What radiator parts can radiator keys be used on?
Before looking at the different types of radiator keys and how they are used, it's useful to know the different radiator fittings that they can operate.
There are different radiator keys and spanners to install, remove or adjust all the radiator parts covered here.
A rectangular central heating radiator has four tappings, one at each corner. Tappings are holes with internal (female) threads. They may look like short, open-ended pipes prior to fittings being screwed into them.
Externally-threaded (male) fittings that allow various adjustments to be made to the radiator are screwed into the tappings.
Valves and valve tails
Two of the fittings that go into the tappings are valves, which control the flow of hot water to and from the radiator.
Thermostatic radiator valves (TRVs), manual valves and lockshield valves are connected to the radiator tappings by a valve tail.
The valve tail screws into the tapping, then the valve is connected to the tail with what's known as a union connection. This is a nut with an olive - a brass ring that gets compressed, forming a seal, as the nut is tightened.
Double-ended keys, Allen or hex keys, radiator spanners, universal keys, stepped ratchet keys, combination wrench/keys and tail sockets are used to remove and fit valve tails.
Valve tails on most modern radiators have a fixed external hexagon (six-sided) or square (four-sided) nut built into them.
They can be fitted with an open ended or adjustable spanner or a socket tail driver fitted to an electric drill.
However, instead of external nuts, some valve tails have internal hexagon shapes. These are secured or removed with hexagon-shaped radiator keys.
Some other valve tails have bayonet, or internally lugged, fittings. The lugs are small metal studs. The grooves in some radiator keys slide over the lugs and the key is turned to fit or remove the valve.
Usually, either a manual valve...
....or a TRV is fitted to one of the two bottom tappings of a radiator.
Sometimes, a manual valve or TRV is fitted into one of the top tappings because of the particular design of the radiator.
A lockshield valve - so called because it is covered by a plastic cap to prevent adjustment when not in use - is fitted to the other bottom tapping.

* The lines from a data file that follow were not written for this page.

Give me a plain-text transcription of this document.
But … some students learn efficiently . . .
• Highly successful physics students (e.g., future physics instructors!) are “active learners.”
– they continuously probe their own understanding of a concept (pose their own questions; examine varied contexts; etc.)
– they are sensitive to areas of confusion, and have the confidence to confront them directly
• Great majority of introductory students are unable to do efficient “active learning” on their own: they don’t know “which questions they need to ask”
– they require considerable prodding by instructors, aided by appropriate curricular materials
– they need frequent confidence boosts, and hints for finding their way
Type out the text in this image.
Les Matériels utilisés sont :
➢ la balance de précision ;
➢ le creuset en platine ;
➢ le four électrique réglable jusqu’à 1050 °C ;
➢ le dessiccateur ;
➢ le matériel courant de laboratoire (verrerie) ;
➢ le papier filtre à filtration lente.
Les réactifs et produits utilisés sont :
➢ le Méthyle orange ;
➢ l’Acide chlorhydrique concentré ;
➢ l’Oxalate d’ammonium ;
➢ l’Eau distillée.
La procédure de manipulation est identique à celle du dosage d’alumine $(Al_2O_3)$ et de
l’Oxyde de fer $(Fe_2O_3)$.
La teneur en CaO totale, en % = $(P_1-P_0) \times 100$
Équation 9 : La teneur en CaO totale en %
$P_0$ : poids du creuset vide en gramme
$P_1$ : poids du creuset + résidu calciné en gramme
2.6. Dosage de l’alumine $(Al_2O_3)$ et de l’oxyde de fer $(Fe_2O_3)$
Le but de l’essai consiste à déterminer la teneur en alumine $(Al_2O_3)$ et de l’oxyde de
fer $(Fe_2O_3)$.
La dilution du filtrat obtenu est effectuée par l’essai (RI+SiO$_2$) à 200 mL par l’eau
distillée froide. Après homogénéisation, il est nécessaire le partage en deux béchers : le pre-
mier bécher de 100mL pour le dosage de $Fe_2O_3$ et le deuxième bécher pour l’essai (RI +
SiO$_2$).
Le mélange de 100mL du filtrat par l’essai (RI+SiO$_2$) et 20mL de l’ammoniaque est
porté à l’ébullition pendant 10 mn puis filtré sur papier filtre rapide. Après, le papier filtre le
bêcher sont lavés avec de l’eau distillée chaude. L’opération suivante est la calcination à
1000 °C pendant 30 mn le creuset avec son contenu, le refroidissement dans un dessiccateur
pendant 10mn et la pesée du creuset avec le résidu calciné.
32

A manual or thermostatic valve is usually the inlet, or flow, valve, and the lockshield valve is usually the outlet, or return, valve.
A lockshield valve can be adjusted to increase or reduce the flow of hot water through the radiator. Removing the cap reveals the top of a spindle, which can be turned with an adjustable spanner to regulate the flow. This is called balancing a radiator.
Some lockshield valve caps need to be unscrewed before they can be removed. Others just push on.
Air vent plugs
One of the two top tappings is fitted with an air vent plug, which has a bleed valve, sometimes known as an air release valve, for releasing any unwanted air, or 'bleeding' the radiator.
They vary in appearance but most have a similar square-headed bleed screw, sometimes called the bleed pin, at their centre. The bleed screw head is usually 5mm square.
When the screw is loosened sufficiently, first air, then a little water, is released through a nozzle, before it is re-tightened.
If the air vent plug has an external (male) hexagon nut fitting, it can be fitted or removed with an open-ended or adjustable spanner.
Some radiators have square internal plugs, known as square sections, which can be fitted or removed with the square end of a double-ended, Allen or universal key.
The other top tapping is fitted with a blanking plug, which simply plugs the hole that would otherwise let out water.
These can have hexagonal heads - like this one - square heads, or square section recesses.